The huge potential for offshore wind projects is likely to excite the commercial marine sector as the US commits to offshore wind.
Offshore wind development in the US has been given a major boost after the Joe Biden administration launched ‘coordinated actions’ that will result in new floating platforms being developed.
The initiatives develop the government’s existing plans to deploy 30GW of fixed-bottom offshore wind by 2030 with advance lease areas in deep waters to deploy 15GW of floating wind by 2035.
Two thirds of America’s offshore wind energy potential lies in floating intallations, the US administration believes, yet just 0.1GW is globally generated in this way.
As well as advancing the lease areas for floating offshore wind, the government is creating a ‘Floating Offshore Wind Shot’ to accelerate work in engineering, manufacturing and other areas of innovation. The aim is to reduce the costs of the technology by more than 70% to $45 per megawatt hour.

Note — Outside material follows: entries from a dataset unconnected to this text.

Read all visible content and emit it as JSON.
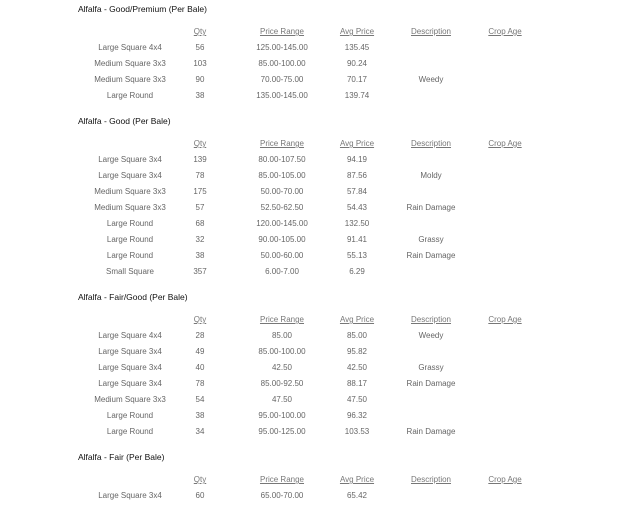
{
  "headers": {
    "qty": "Qty",
    "price_range": "Price Range",
    "avg_price": "Avg Price",
    "description": "Description",
    "crop_age": "Crop Age"
  },
  "sections": [
    {
      "title": "Alfalfa - Good/Premium (Per Bale)",
      "rows": [
        [
          "Large Square 4x4",
          "56",
          "125.00-145.00",
          "135.45",
          "",
          ""
        ],
        [
          "Medium Square 3x3",
          "103",
          "85.00-100.00",
          "90.24",
          "",
          ""
        ],
        [
          "Medium Square 3x3",
          "90",
          "70.00-75.00",
          "70.17",
          "Weedy",
          ""
        ],
        [
          "Large Round",
          "38",
          "135.00-145.00",
          "139.74",
          "",
          ""
        ]
      ]
    },
    {
      "title": "Alfalfa - Good (Per Bale)",
      "rows": [
        [
          "Large Square 3x4",
          "139",
          "80.00-107.50",
          "94.19",
          "",
          ""
        ],
        [
          "Large Square 3x4",
          "78",
          "85.00-105.00",
          "87.56",
          "Moldy",
          ""
        ],
        [
          "Medium Square 3x3",
          "175",
          "50.00-70.00",
          "57.84",
          "",
          ""
        ],
        [
          "Medium Square 3x3",
          "57",
          "52.50-62.50",
          "54.43",
          "Rain Damage",
          ""
        ],
        [
          "Large Round",
          "68",
          "120.00-145.00",
          "132.50",
          "",
          ""
        ],
        [
          "Large Round",
          "32",
          "90.00-105.00",
          "91.41",
          "Grassy",
          ""
        ],
        [
          "Large Round",
          "38",
          "50.00-60.00",
          "55.13",
          "Rain Damage",
          ""
        ],
        [
          "Small Square",
          "357",
          "6.00-7.00",
          "6.29",
          "",
          ""
        ]
      ]
    },
    {
      "title": "Alfalfa - Fair/Good (Per Bale)",
      "rows": [
        [
          "Large Square 4x4",
          "28",
          "85.00",
          "85.00",
          "Weedy",
          ""
        ],
        [
          "Large Square 3x4",
          "49",
          "85.00-100.00",
          "95.82",
          "",
          ""
        ],
        [
          "Large Square 3x4",
          "40",
          "42.50",
          "42.50",
          "Grassy",
          ""
        ],
        [
          "Large Square 3x4",
          "78",
          "85.00-92.50",
          "88.17",
          "Rain Damage",
          ""
        ],
        [
          "Medium Square 3x3",
          "54",
          "47.50",
          "47.50",
          "",
          ""
        ],
        [
          "Large Round",
          "38",
          "95.00-100.00",
          "96.32",
          "",
          ""
        ],
        [
          "Large Round",
          "34",
          "95.00-125.00",
          "103.53",
          "Rain Damage",
          ""
        ]
      ]
    },
    {
      "title": "Alfalfa - Fair (Per Bale)",
      "rows": [
        [
          "Large Square 3x4",
          "60",
          "65.00-70.00",
          "65.42",
          "",
          ""
        ]
      ]
    }
  ]
}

“Achieving this cost target will require focused research, development and demonstration to catalyze continued cost reductions, with a focus on manufacturing, engineering and continued increases of offshore wind turbine capacity,” says the announcement. “Agencies will also continue collaborating to develop the robust domestic supply chain and transmission infrastructure needed to acccelerate floating as well as fixed-bottom offshore wind.”
The government has also launched a prize competition for wind platform technologies under initiatives funded by a Bipartisan Infrastructure Law to develop tools for project design and allocate funding for research, development and demonstration.
The US has been late to the offshore wind party, with major projects only just being announced this year.
According to market intelligence firm 4C Offshore, the country has 182 projects listed, of which two are operating. The recent announcement is bound to spark interest for the engineering and manufacturing potential that such a rapidly growing sector will mean.